Impossible de savoir si elle parlait de son visage ou de son sexe qu’elle venait d’arracher à sa prison de toile. Un membre long et fin qu’elle se mit à manueliser avec joie, oubliant quelques secondes pourquoi elle se trouvait là. Plongeant dessus comme un vautour, elle l’engloutit sans laisser à son propriétaire le temps de se reprendre. Ce dernier avait renoncé à se défendre. C’était la première fois qu’il subissait un traitement semblable. À l’Université, les étudiantes étaient encore maladroites. Swesda savourait ce qu’elle faisait. Même libre, elle aurait continué.

— Regarde ! dit-elle soudain d’une voix rauque.

Les yeux fermés, le barbu n’obéit pas. Elle le regarda jaillir dans sa main et l’enveloppa aussitôt à nouveau de sa bouche. Il rouvrit les yeux, écarlate de honte et la repoussa.

— Tu te rends compte ce qu’on aurait pu faire si je n’avais pas les jambes attachées, lança Swesda de sa voix rauque des grands jours.

Soudain, elle remarqua le crucifix sur le mur. Les Oustachis étaient de fervents chrétiens. Il fallait penser à l’avenir. Les copains de son geôlier ne seraient peut-être pas aussi malléables…

— Tu connais le père franciscain Jozo Kozari ? demanda-t-elle à tout hasard.

Le barbu, en train de se rajuster, lui jeta un regard stupéfait.

— Jozo Kozari ! Bien sûr ! C’est un des nôtres. Pourquoi ?

— Tu sais où le joindre dans son couvent ? demanda-t-elle.

— Oui, balbutia-t-il.

— Alors, appelle-le, lança-t-elle. Il me connaît bien. Il sait que je ne suis pas ce que tu dis… Va…

Le jeune homme hésita. Après ce qu’il venait d’accepter d’elle, il avait hâte d’innocenter sa prisonnière. Sinon, elle risquait de tout raconter.

Il se dirigea vers le téléphone. Swesda Damicilovic l’épiait avec un sourire figé. Elle ne suivit qu’une moitié de la conversation, mais cela suffisait.

— C’est vrai, il te connaît, lança le barbu.

— Dis-lui de venir, nous allons nous expliquer, supplia Swesda.

Il parla à voix basse et elle ne put tout entendre.
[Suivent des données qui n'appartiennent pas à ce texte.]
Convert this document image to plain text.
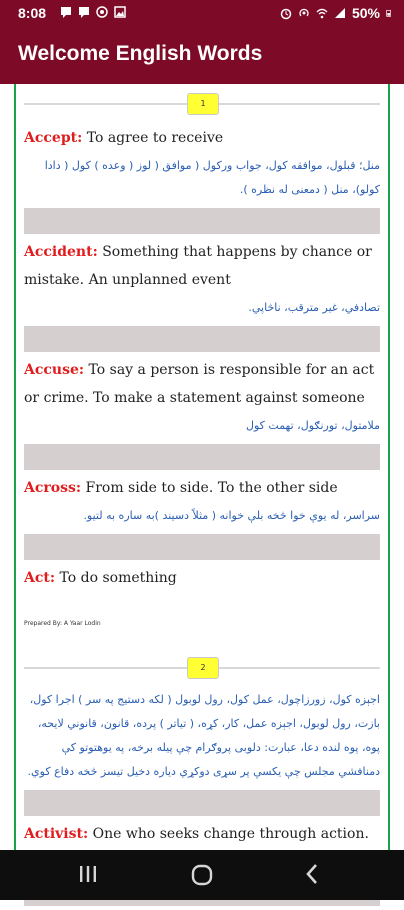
8:08	50%
Welcome English Words
1
Accept: To agree to receive
منل؛ قبلول، موافقه کول، جواب ورکول ( موافق ( لوز ( وعده ) کول ( دادا کولو)، منل ( دمعنی له نظره ).
Accident: Something that happens by chance or mistake. An unplanned event
تصادفي، غیر مترقب، ناڅاپي.
Accuse: To say a person is responsible for an act or crime. To make a statement against someone
ملامتول، تورنګول، تهمت کول
Across: From side to side. To the other side
سراسر، له یوې خوا څخه بلې خوانه ( مثلاً دسیند )به ساره به لتیو.
Act: To do something
Prepared By: A Yaar Lodin
2
اجېزه کول، زورزاچول، عمل کول، رول لوبول ( لکه دستیج په سر ) اجرا کول، بازت، رول لوبول، اجېزه عمل، کار، کړه، ( تیاتر ) پرده، قانون، قانوني لايحه، پوه، پوه لنده دعا، عبارت: دلوبی پروګرام چې پیله برخه، په یوهتوتو کې دمنافشي مجلس چې یکسې پر سړی دوکړي دیاره دخیل تیسز څخه دفاع کوي.
Activist: One who seeks change through action.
Mais quand il raccrocha, il annonça :

— Il veut bien venir.

— Tu peux me détacher maintenant ! suggéra Swesda.

Il s’exécuta.

À peine fut-elle libre qu’elle se colla à lui. Lubrique comme une chatte en rut.

— Tu crois que tu vas pouvoir encore une fois ? demanda-t-elle.
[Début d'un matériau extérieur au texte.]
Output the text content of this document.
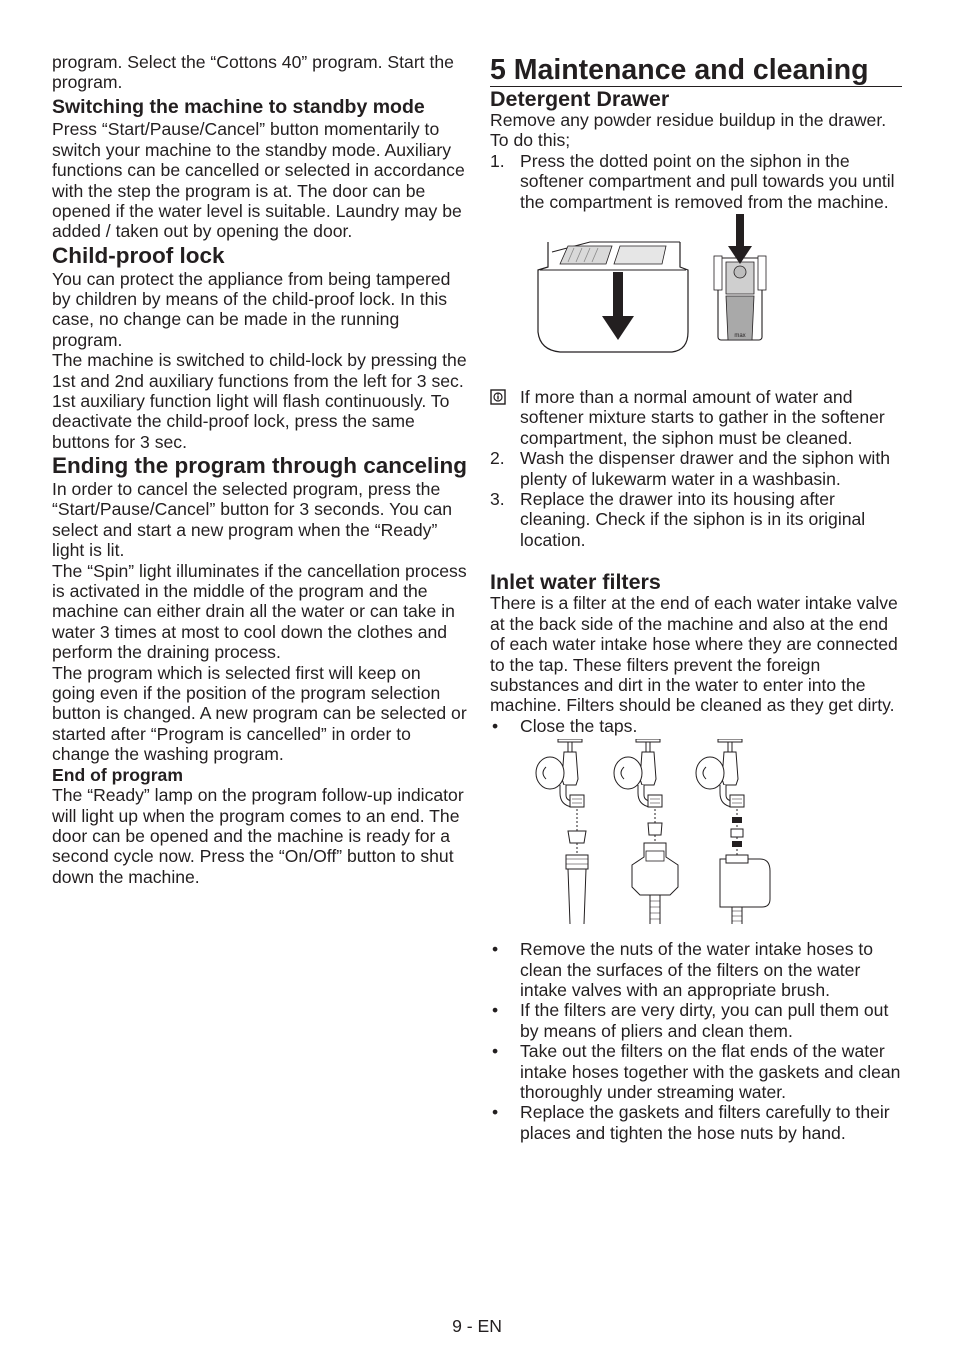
program. Select the “Cottons 40” program. Start the program.

Switching the machine to standby mode

Press “Start/Pause/Cancel” button momentarily to switch your machine to the standby mode. Auxiliary functions can be cancelled or selected in accordance with the step the program is at. The door can be opened if the water level is suitable. Laundry may be added / taken out by opening the door.

Child-proof lock

You can protect the appliance from being tampered by children by means of the child-proof lock. In this case, no change can be made in the running program.

The machine is switched to child-lock by pressing the 1st and 2nd auxiliary functions from the left for 3 sec. 1st auxiliary function light will flash continuously. To deactivate the child-proof lock, press the same buttons for 3 sec.

Ending the program through canceling

In order to cancel the selected program, press the “Start/Pause/Cancel” button for 3 seconds. You can select and start a new program when the “Ready” light is lit.

The “Spin” light illuminates if the cancellation process is activated in the middle of the program and the machine can either drain all the water or can take in water 3 times at most to cool down the clothes and perform the draining process.

The program which is selected first will keep on going even if the position of the program selection button is changed. A new program can be selected or started after “Program is cancelled” in order to change the washing program.

End of program

The “Ready” lamp on the program follow-up indicator will light up when the program comes to an end. The door can be opened and the machine is ready for a second cycle now. Press the “On/Off” button to shut down the machine.

5 Maintenance and cleaning

Detergent Drawer

Remove any powder residue buildup in the drawer. To do this;

1. Press the dotted point on the siphon in the softener compartment and pull towards you until the compartment is removed from the machine.
max
If more than a normal amount of water and softener mixture starts to gather in the softener compartment, the siphon must be cleaned.
2. Wash the dispenser drawer and the siphon with plenty of lukewarm water in a washbasin.
3. Replace the drawer into its housing after cleaning. Check if the siphon is in its original location.

Inlet water filters

There is a filter at the end of each water intake valve at the back side of the machine and also at the end of each water intake hose where they are connected to the tap. These filters prevent the foreign substances and dirt in the water to enter into the machine. Filters should be cleaned as they get dirty.

• Close the taps.
• Remove the nuts of the water intake hoses to clean the surfaces of the filters on the water intake valves with an appropriate brush.
• If the filters are very dirty, you can pull them out by means of pliers and clean them.
• Take out the filters on the flat ends of the water intake hoses together with the gaskets and clean thoroughly under streaming water.
• Replace the gaskets and filters carefully to their places and tighten the hose nuts by hand.
9 - EN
Elle le dégagea. Il était encore plus excité que la fois précédente. C’était beau la jeunesse.


* * *

Swesda Damicilovic regarda les vieux immeubles décrépits de la rue Sencina avec un soulagement sans faille. Jozo Kozari la couvait d’un regard ambigu : il n’avait pas ménagé sa peine pour obtenir du barbu qu’il la laisse partir. La garantissant de sa propre personne.

— Qu’avez-vous l’intention de faire maintenant ? demanda-t-il.
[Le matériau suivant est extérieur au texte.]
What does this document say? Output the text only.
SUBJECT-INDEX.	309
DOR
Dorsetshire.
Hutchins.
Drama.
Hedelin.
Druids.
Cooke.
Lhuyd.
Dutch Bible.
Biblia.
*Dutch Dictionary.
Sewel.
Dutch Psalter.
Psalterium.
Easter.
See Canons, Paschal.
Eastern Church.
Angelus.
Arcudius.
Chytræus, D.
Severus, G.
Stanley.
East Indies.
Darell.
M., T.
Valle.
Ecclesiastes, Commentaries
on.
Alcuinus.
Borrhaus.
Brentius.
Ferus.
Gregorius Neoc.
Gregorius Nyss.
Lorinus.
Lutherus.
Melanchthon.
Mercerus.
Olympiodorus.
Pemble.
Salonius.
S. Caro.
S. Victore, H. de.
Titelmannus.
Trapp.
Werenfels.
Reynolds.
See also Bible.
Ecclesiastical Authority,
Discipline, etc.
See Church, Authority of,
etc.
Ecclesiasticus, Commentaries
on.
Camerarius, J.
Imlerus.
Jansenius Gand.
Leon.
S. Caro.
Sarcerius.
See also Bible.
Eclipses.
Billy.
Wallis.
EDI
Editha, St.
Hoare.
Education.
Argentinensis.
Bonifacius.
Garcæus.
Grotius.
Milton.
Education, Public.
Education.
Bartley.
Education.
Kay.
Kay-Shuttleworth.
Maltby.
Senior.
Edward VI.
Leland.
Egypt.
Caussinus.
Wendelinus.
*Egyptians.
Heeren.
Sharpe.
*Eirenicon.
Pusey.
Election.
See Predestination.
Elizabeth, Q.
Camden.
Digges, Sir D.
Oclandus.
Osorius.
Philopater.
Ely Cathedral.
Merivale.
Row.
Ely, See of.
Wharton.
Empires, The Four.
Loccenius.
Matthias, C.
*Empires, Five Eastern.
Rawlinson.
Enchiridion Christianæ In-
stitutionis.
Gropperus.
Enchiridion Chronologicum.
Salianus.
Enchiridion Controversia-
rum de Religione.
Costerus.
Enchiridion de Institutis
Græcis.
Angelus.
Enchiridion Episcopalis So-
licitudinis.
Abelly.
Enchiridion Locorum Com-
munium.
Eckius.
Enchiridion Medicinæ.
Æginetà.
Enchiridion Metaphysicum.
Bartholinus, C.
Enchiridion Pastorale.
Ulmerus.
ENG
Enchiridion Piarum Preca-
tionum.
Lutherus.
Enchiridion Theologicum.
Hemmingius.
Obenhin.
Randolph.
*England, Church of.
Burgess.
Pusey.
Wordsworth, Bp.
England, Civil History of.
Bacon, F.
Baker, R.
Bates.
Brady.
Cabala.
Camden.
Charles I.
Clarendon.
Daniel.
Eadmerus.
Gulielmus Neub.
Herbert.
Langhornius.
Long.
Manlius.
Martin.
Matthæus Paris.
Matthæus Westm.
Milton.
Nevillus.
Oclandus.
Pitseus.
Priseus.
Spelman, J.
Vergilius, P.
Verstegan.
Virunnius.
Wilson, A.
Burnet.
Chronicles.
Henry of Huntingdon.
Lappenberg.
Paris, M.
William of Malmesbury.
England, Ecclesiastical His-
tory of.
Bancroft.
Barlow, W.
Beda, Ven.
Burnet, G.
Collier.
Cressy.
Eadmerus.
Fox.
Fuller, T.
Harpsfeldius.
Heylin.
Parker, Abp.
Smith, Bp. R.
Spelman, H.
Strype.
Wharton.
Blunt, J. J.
— Ces cinglés ont enlevé Malko, dit-elle. Il faut les retrouver. J’ai le numéro de la voiture polonaise. Il faut que je joigne Mladen Lazorov. Vous venez avec moi ?

— Oui, dit sans hésiter le franciscain.

Juste avant l’appel du barbu, il en avait eu un du Serpent, lui fixant rendez-vous dans son confessionnal habituel de la cathédrale. Il était sans illusion sur ce qui l’attendait. Il avait le choix entre la mort ou le déshonneur.


* * *

— Une voiture de la Milicja vient de les repérer à Slavonski Brod, annonça triomphalement Mladen Lazorov à Swesda et Jozo Kozari qui l’avaient rejoint. Ils roulent en direction de Belgrade. J’ai donné l’ordre qu’on ne les intercepte pas mais que les véhicules de la Milicja se passent le relais.

Il roulait à près de deux cents à l’heure sur l’autoroute, Swesda à côté de lui et Jozo Kozari derrière. Le policier raccrocha son micro pour se concentrer sur sa conduite. Les derricks défilaient à une vitesse hallucinante. Heureusement, à part quelques camions, il n’y avait aucune circulation sur la plus grande autoroute de Yougoslavie.

Swesda se tourna vers le jeune policier.

— Vous pensez qu’on va les rattraper ?

— Sûrement.

Ce qu’il fallait éviter, c’était une confrontation armée entre la Milice et les hommes de Miroslav Benkovac. Malko risquerait d’être pris entre deux feux.